Alain Guillot

Life, Leadership, and Money Matters

362 Bernadette Barton: How Porn Permeates our Culture

About Bernadette Barton

Bernadette Barton

Bernadette Barton (Ph.D. University of Kentucky 2000) is Professor of Sociology and Director of Gender Studies at Morehead State University. Her research and teaching interests include sexuality, gender, popular culture, religion, qualitative methods, and the sex industry.

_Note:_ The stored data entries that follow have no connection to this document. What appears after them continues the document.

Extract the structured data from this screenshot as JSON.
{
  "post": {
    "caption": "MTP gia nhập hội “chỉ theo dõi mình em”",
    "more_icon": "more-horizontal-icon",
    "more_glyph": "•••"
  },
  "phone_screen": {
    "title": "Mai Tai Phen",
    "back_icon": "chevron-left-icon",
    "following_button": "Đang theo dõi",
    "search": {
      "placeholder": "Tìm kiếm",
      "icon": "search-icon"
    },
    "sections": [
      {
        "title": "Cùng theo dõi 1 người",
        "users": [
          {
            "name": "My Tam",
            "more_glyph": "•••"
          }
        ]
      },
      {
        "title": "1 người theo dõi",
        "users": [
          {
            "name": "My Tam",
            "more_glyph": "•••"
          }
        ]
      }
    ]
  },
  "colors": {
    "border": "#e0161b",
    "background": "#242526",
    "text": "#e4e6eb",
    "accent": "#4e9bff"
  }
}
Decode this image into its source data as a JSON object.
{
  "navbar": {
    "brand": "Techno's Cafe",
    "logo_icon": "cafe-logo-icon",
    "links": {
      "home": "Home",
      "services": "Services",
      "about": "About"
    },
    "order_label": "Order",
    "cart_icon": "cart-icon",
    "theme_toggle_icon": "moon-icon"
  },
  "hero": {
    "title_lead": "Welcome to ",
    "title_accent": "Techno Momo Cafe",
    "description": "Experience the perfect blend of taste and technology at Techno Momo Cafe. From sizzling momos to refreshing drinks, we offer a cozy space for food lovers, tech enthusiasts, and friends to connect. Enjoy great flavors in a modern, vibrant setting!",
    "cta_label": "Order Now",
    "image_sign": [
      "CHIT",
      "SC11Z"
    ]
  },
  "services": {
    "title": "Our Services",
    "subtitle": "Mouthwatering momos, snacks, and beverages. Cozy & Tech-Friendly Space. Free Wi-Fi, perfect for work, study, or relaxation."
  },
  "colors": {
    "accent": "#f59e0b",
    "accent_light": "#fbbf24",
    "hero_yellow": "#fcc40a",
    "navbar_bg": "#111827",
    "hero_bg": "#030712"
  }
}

Bernadette’s scholarship explores the experiences of members of marginalized groups. She is most fascinated by issues of transformation and social justice, such as: what makes someone conscious of social inequality? What causes people to change oppressive attitudes and behaviors? How can we really see one another across vast differences of geography, gender, race, class, and sexual identity? Her books include The Pornification of America: How Raunch Culture is Ruining Our Society, Stripped: More Stories from Exotic Dancers, and Pray the Gay Away: The Extraordinary Lives of Bible Belt Gays. Bernadette’s new projects examine feminine power and marriage equality mobilization in Kentucky.

The Pornification of America: How Raunch Culture Is Ruining Our Society

Pictures of half-naked girls and women can seem to litter almost every screen, billboard, and advertisement in America. Pole-dancing studios keep women fit. Men airdrop their dick pics to female passengers on planes and trains. To top it off, the last American President has bragged about grabbing women “by the pussy.”

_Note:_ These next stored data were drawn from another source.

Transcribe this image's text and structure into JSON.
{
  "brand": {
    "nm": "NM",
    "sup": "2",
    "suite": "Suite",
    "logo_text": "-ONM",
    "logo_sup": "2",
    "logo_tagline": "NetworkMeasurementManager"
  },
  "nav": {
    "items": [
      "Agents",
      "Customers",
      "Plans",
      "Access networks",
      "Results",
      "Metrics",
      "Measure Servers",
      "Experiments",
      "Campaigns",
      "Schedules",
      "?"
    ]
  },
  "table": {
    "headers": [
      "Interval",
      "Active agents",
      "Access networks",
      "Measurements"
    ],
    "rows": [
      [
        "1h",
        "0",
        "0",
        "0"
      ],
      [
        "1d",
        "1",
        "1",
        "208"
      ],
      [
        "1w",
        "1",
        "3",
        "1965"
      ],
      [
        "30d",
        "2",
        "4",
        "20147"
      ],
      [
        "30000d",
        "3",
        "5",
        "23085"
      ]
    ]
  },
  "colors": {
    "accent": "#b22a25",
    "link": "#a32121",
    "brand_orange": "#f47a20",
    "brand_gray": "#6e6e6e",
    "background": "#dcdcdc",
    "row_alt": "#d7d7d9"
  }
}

This pornification of our society is what Bernadette Barton calls “raunch culture.” Barton explores what raunch culture is, why it matters, and how it is ruining America. She exposes how internet porn drives trends in programming, advertising, and social media, and makes its way onto our phones, into our fashion choices, and into our sex lives. From twerking and breast implants, to fake nails and push-up bras, she explores just how much we encounter raunch culture on a daily basis—porn is the new normal.

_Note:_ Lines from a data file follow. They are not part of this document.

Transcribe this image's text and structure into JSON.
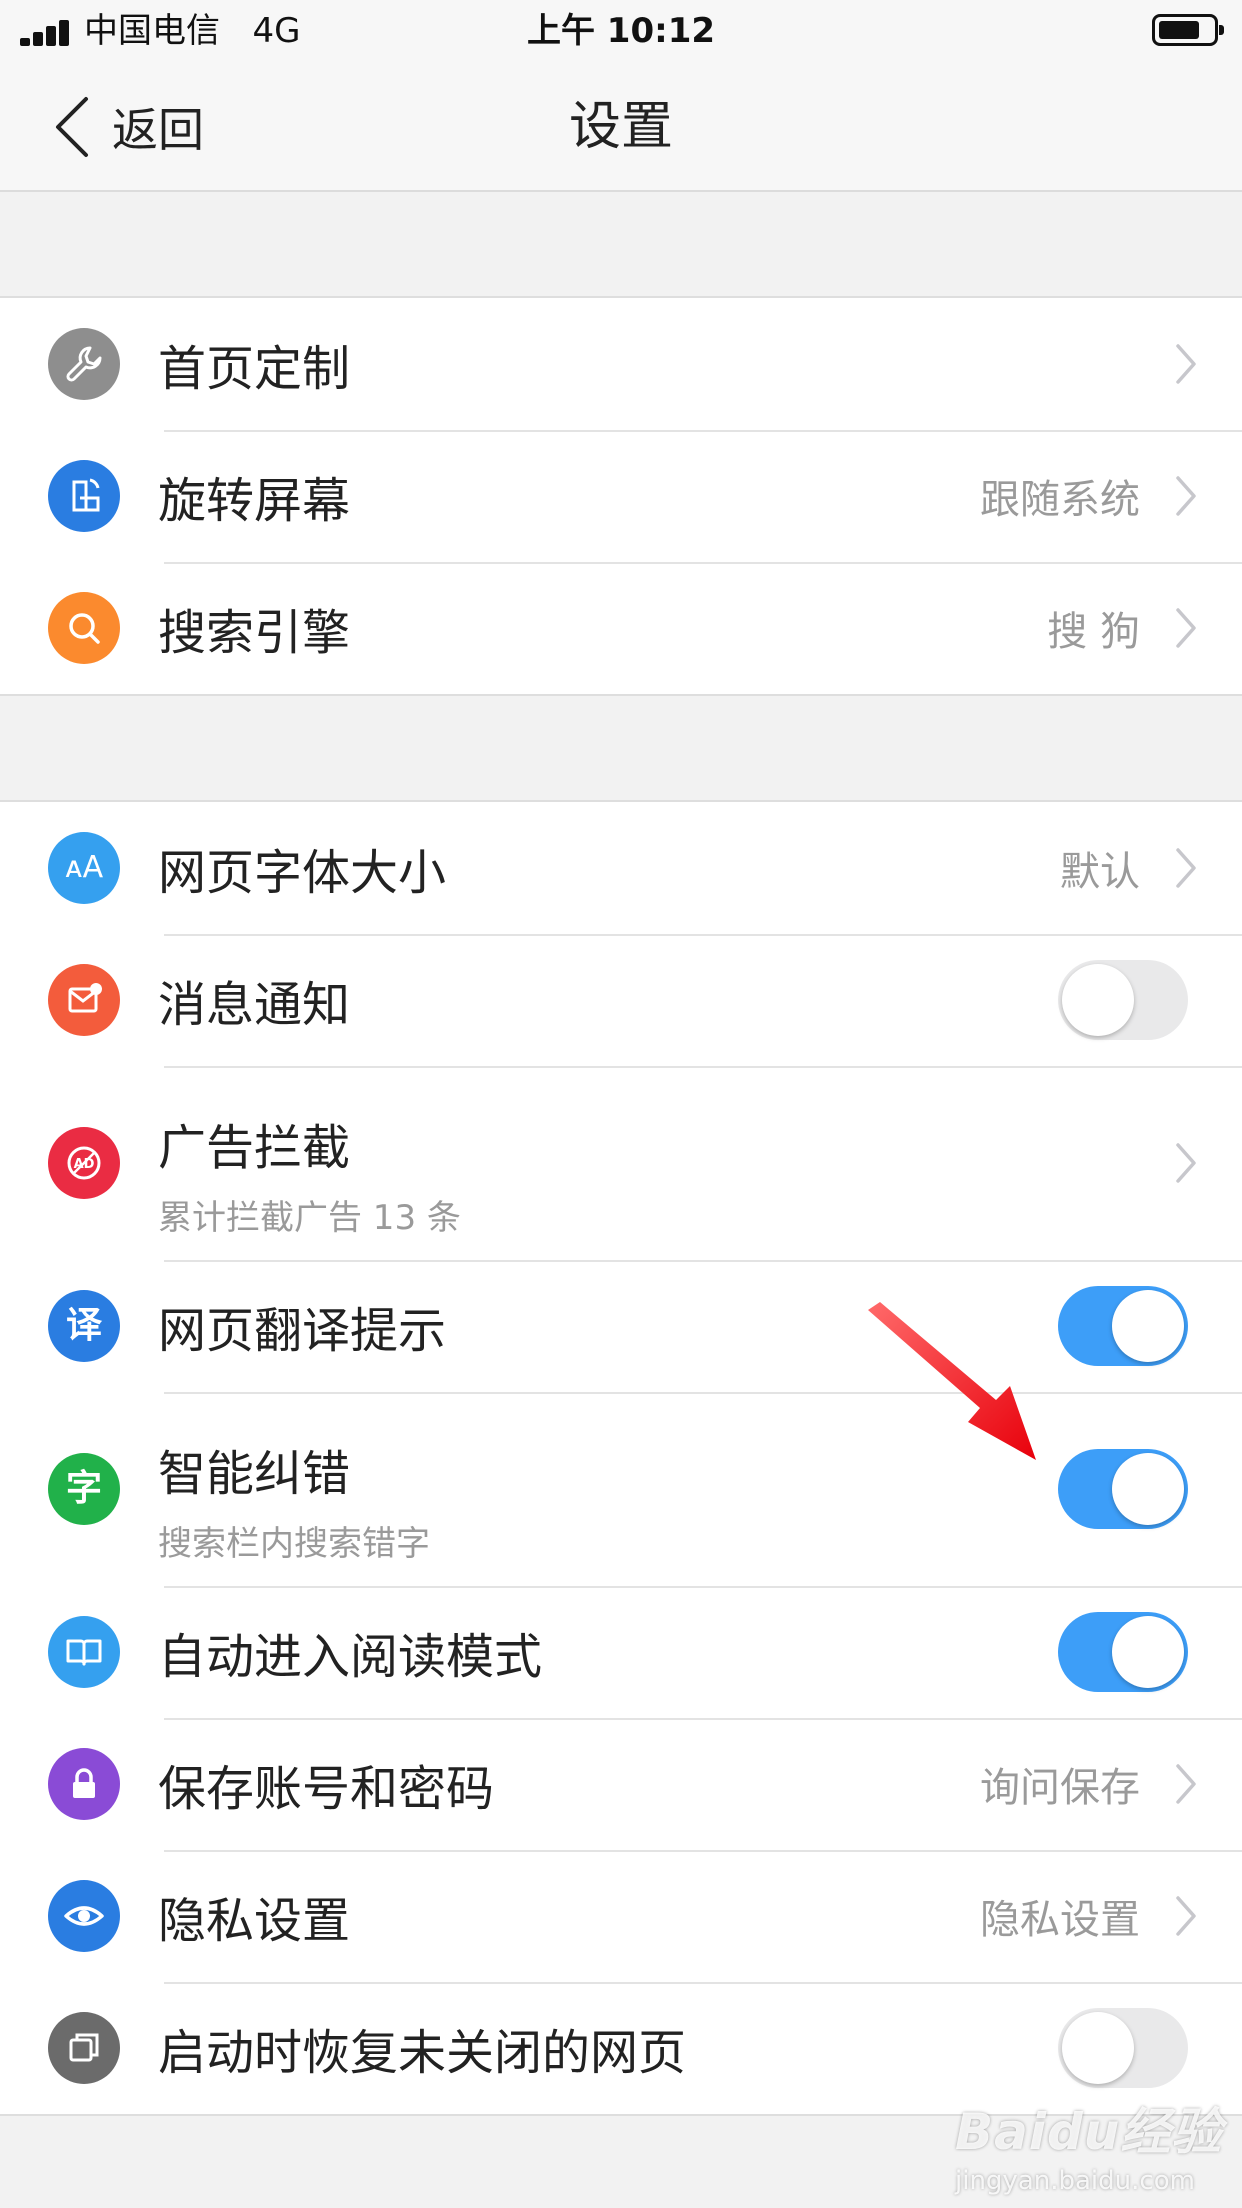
{
  "status_bar": {
    "carrier": "中国电信",
    "network": "4G",
    "time": "上午 10:12"
  },
  "nav": {
    "back_label": "返回",
    "title": "设置"
  },
  "groups": [
    {
      "items": [
        {
          "label": "首页定制",
          "value": "",
          "icon": "wrench-icon",
          "icon_color": "#8e8e8e"
        },
        {
          "label": "旋转屏幕",
          "value": "跟随系统",
          "icon": "rotate-screen-icon",
          "icon_color": "#2a7de1"
        },
        {
          "label": "搜索引擎",
          "value": "搜 狗",
          "icon": "search-icon",
          "icon_color": "#fb8a2e"
        }
      ]
    },
    {
      "items": [
        {
          "label": "网页字体大小",
          "value": "默认",
          "icon": "font-size-icon",
          "icon_glyph": "ᴀA",
          "icon_color": "#35a0ef"
        },
        {
          "label": "消息通知",
          "toggle": false,
          "icon": "message-icon",
          "icon_color": "#f35c3c"
        },
        {
          "label": "广告拦截",
          "sub": "累计拦截广告 13 条",
          "icon": "ad-block-icon",
          "icon_color": "#ea2c43"
        },
        {
          "label": "网页翻译提示",
          "toggle": true,
          "icon": "translate-icon",
          "icon_glyph": "译",
          "icon_color": "#2a7de1"
        },
        {
          "label": "智能纠错",
          "sub": "搜索栏内搜索错字",
          "toggle": true,
          "icon": "character-icon",
          "icon_glyph": "字",
          "icon_color": "#21b14a"
        },
        {
          "label": "自动进入阅读模式",
          "toggle": true,
          "icon": "book-icon",
          "icon_color": "#35a0ef"
        },
        {
          "label": "保存账号和密码",
          "value": "询问保存",
          "icon": "lock-icon",
          "icon_color": "#8a4bd6"
        },
        {
          "label": "隐私设置",
          "value": "隐私设置",
          "icon": "eye-icon",
          "icon_color": "#2a7de1"
        },
        {
          "label": "启动时恢复未关闭的网页",
          "toggle": false,
          "icon": "restore-pages-icon",
          "icon_color": "#6b6b6b"
        }
      ]
    }
  ],
  "colors": {
    "toggle_on": "#3d9ef8",
    "toggle_off": "#e9e9ea",
    "annotation_arrow": "#e8000b"
  },
  "watermark": {
    "brand": "Baidu经验",
    "site": "jingyan.baidu.com"
  }
}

Drawing on interviews, television shows, movies, and social media, Barton argues that raunch culture matters not because it is sexy, but because it is sexist. She shows how young women are encouraged to be sexy like porn stars and to be grateful for getting cat-called or receiving unsolicited dick pics. As politicians vote to restrict women’s access to birth control and abortion, The Pornification of America exposes the double standard we attach to women’s sexuality.